Thursday 6 December 2012

Olives - A Violent Romance On Sale In Jordan


Now! Buy the book Jordan's bookstores didn't want you to see!

Thanks to the embargo busting online superheroes at Jordanian bookseller Jamalon, the shameful year-long block of Olives - A Violent Romance in Jordan, the country the book is set in, is over. Olives is now on sale and available for anyone in the country to buy with FREE shipping.


The first ten copies are signed and numbered, too. Jamalon will be putting these on promo. On sale alongside them, at the same time as it launches in the UAE, Jamalon will also be selling Beirut - An Explosive Thriller.

You can find out more about Olives at the book's website, linked here for your link-following pleasure. It's about a British guy going to work and live in Jordan who is blackmailed by British intelligence into spying on the family of the Jordanian girl he's falling in love with. A lot of people have said kind things about it, which is nice.

Olives was originally prevented from going on sale in Jordan because distributors wouldn't handle the book - it never got as far as the government's censor. The one distributor who gave a straight reason cited the book's use of the Dajani family name in a fictional context:

"...it would not go through censorship as it mentions, although in fiction, the family name Dajani which is an existing family and all over the Middle East. they are of Jeruslamite origin, and quite influential. I therefore have to decline..." 
This here post over on the Olives blog explains all. After some silly talk about honour killings and a rather vibrant shitstormette on Facebook, the whole affair struck me as so ludicrous as to warrant no further effort on my part. And so things lay until Jamalon's CEO Ala' Alsallal and I got chatting a few weeks back and he basically waved his arms around and exclaimed, 'Tish and fiddle! They're fools. Of course we'll sell it!"

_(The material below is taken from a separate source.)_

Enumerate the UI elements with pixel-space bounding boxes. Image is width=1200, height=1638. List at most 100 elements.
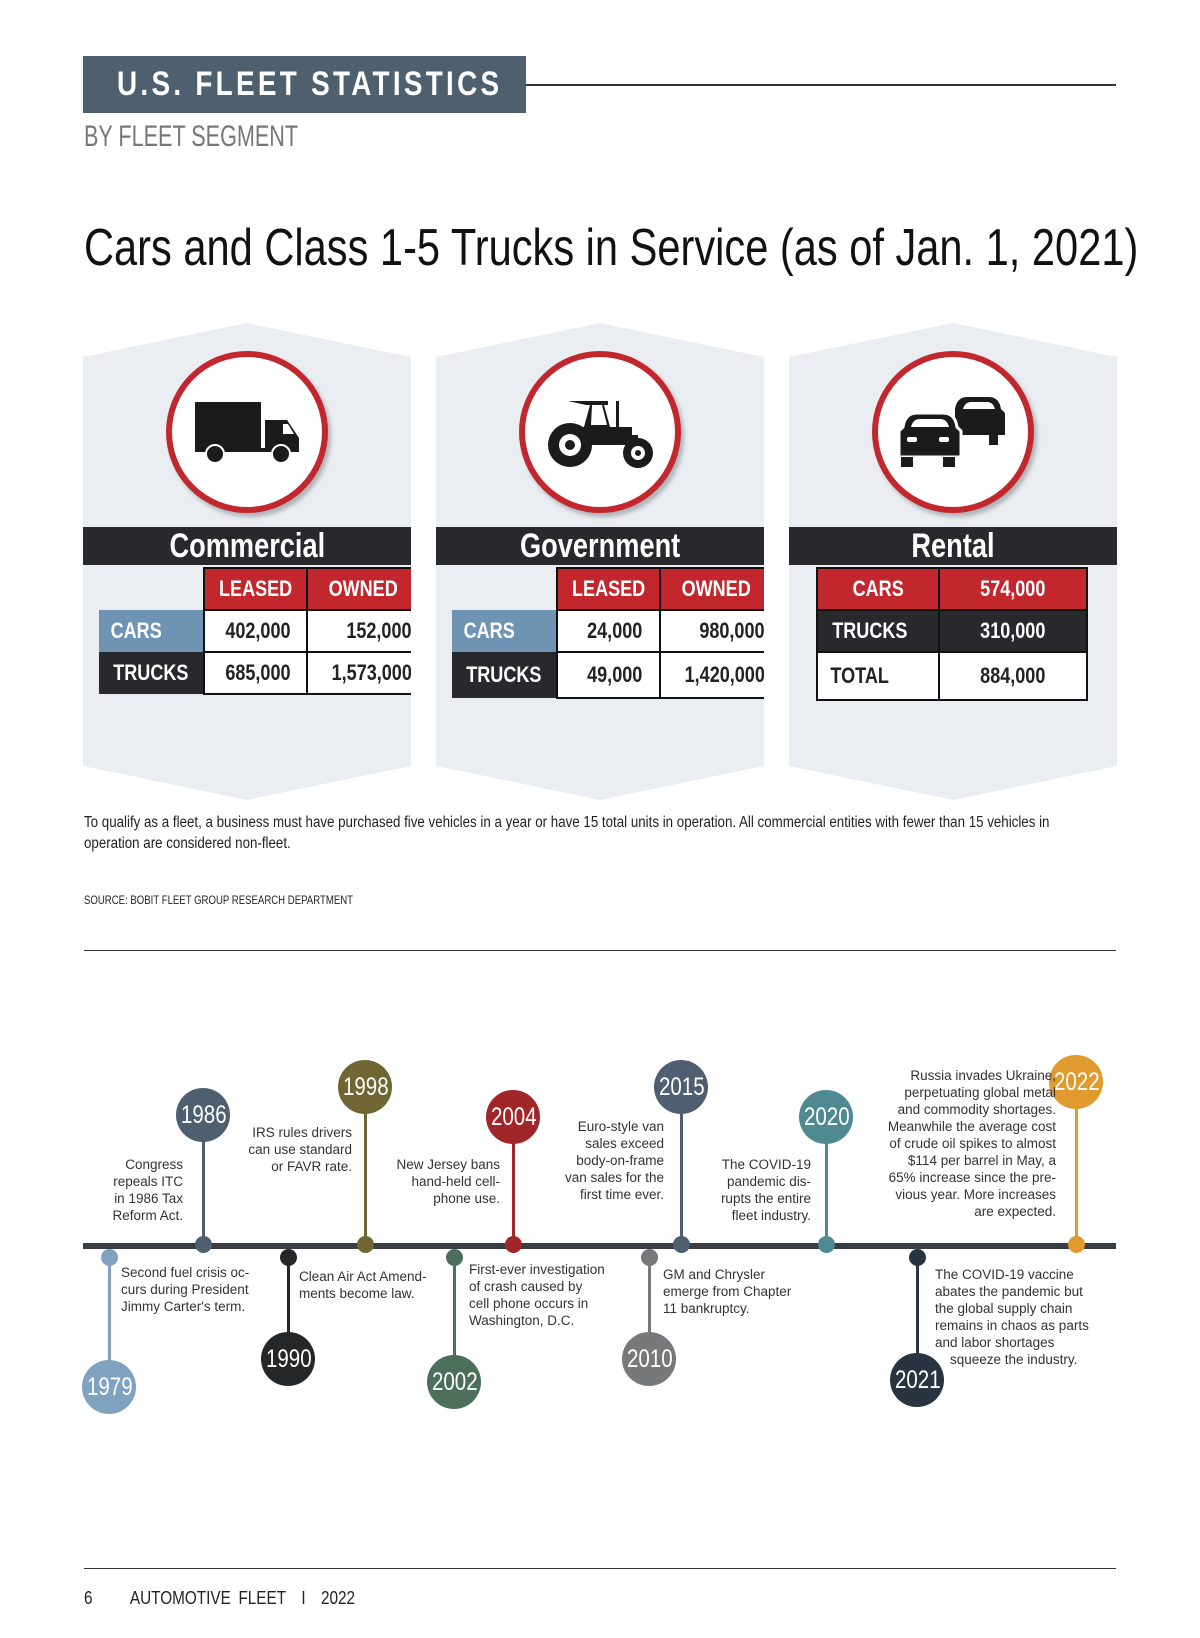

I knew of Jamalon from my involvement in ArabNet, where Ala' and his team presented two years back. I found their plans for taking the region's publishing industry to the 'e-age' exciting - and I still do. Jamalon's online bookstore is just the first step - the company now lists over nine million titles in Arabic and English and has tied up with Aramex to support regional shipping of books at competitive rates. There's a whole load more in the pipeline.

In the meantime, though, anyone in Jordan can now just point and click and, Hey Presto!, freely buy a copy of the book Jordan's traditional booksellers didn't want you to see.